Esta lista no ordena los desafíos por urgencia ni por gravedad, sino que recorre los frentes que determinarán si Ternus logra consolidar su propio liderazgo. El criterio ha sido seleccionar aquellos retos que combinan impacto inmediato en el negocio, herencia estratégica de la etapa Cook y presión externa creciente… un triángulo que define buena parte de lo que Apple decidirá en los próximos años.
7Retener el talento ejecutivo y demostrar liderazgo propio
John Ternus aterriza en la cima de Apple en plena rotación ejecutiva, la mayor de su historia reciente. Tras años de relativa calma, la firma ha visto salir a pesos pesados como el jefe de IA John Giannandrea, el director de operaciones Jeff Williams o el diseñador Alan Dye, reclutado por Meta, a los que se suman las jubilaciones de la abogada general Kate Adams y de Jennifer Bailey. El susto mayor llegó cuando Johny Srouji, artífice de los chips propios que convierten al silicio de Apple en la envidia del sector, comunicó a Tim Cook que se planteaba seriamente irse; solo un paquete de compensación récord y el nuevo cargo de chief hardware officer lo retuvieron. OpenAI presume, además, de haber fichado a más de 400 exempleados de Apple, según la demanda por secretos comerciales que Cupertino presentó en julio. Con casi la mitad de su equipo directivo rozando la edad de jubilación, estabilizar la cúpula no es una tarea administrativa: es la condición para sostener el ciclo de producto y la ventaja competitiva.

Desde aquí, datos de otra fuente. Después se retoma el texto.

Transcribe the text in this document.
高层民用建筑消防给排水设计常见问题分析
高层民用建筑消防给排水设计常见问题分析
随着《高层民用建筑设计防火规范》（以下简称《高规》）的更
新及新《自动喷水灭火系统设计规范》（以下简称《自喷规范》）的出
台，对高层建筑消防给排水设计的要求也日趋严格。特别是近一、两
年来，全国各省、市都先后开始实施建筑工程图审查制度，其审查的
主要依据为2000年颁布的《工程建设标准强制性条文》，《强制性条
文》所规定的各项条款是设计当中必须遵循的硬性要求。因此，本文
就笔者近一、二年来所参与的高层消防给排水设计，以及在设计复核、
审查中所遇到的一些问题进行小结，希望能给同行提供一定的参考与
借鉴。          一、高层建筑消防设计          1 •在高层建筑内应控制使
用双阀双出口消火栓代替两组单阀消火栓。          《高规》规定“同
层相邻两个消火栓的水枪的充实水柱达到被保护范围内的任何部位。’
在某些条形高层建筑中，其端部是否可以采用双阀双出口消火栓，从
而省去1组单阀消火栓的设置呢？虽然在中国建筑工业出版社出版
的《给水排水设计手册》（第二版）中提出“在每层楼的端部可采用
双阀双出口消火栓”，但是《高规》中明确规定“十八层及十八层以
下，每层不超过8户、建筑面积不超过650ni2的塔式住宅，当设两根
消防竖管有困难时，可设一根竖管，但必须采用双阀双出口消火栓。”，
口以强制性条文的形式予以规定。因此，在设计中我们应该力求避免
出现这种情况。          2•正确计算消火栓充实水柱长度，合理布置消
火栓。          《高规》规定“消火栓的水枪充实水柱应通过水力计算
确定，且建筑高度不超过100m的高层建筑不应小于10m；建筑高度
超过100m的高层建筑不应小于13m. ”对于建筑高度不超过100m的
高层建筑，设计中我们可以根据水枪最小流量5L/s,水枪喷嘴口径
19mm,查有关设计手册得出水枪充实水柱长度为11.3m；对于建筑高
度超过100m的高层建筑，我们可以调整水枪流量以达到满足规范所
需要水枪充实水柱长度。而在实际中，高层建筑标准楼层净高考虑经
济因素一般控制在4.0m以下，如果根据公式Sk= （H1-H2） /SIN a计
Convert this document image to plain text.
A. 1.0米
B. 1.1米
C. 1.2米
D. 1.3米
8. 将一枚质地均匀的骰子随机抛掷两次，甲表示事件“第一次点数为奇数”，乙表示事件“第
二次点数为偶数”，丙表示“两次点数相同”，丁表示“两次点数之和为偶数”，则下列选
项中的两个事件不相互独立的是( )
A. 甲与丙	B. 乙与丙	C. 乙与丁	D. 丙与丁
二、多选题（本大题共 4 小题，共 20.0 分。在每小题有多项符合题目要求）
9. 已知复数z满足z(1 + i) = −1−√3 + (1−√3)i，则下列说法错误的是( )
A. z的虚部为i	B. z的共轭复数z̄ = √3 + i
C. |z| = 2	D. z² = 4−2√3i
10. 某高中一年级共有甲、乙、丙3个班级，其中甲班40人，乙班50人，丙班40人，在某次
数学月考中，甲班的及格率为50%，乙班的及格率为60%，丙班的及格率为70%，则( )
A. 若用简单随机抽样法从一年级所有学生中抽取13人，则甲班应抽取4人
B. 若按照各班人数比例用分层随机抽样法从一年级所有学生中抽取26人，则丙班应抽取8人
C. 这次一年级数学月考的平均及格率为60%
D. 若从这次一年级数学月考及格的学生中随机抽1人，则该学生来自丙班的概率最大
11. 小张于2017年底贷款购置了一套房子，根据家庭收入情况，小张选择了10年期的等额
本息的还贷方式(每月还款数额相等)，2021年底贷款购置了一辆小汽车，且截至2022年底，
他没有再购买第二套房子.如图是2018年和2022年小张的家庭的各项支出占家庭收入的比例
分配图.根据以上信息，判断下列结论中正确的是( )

El segundo frente es simbólico pero igual de decisivo: demostrar que manda él. Cook no se ha ido, sino que permanece como presidente ejecutivo, y su sombra planea sobre decisiones como el ritmo de inversión en IA o el futuro de Vision Pro. Ternus, de 51 años, ya ha empezado a colocar a los suyos: eligió a Tom Marieb como jefe de hardware por delante de Kate Bergeron, su adjunta durante años y candidata que muchos daban por favorita, y ha recuperado a Laura Legros, antigua mano derecha que regresa como asesora. El ascenso de Srouji a número dos, pactado por Cook como parte de la transición, añade fricción: su estilo intenso choca con el talante calmado de Ternus y puede tensar al equipo heredado. Los analistas creen que la prueba real llegará cuando ambos líderes discrepen sobre estrategia. Gestionar la continuidad sin parecer un interino, con decisiones visibles y propias, será su examen más incómodo.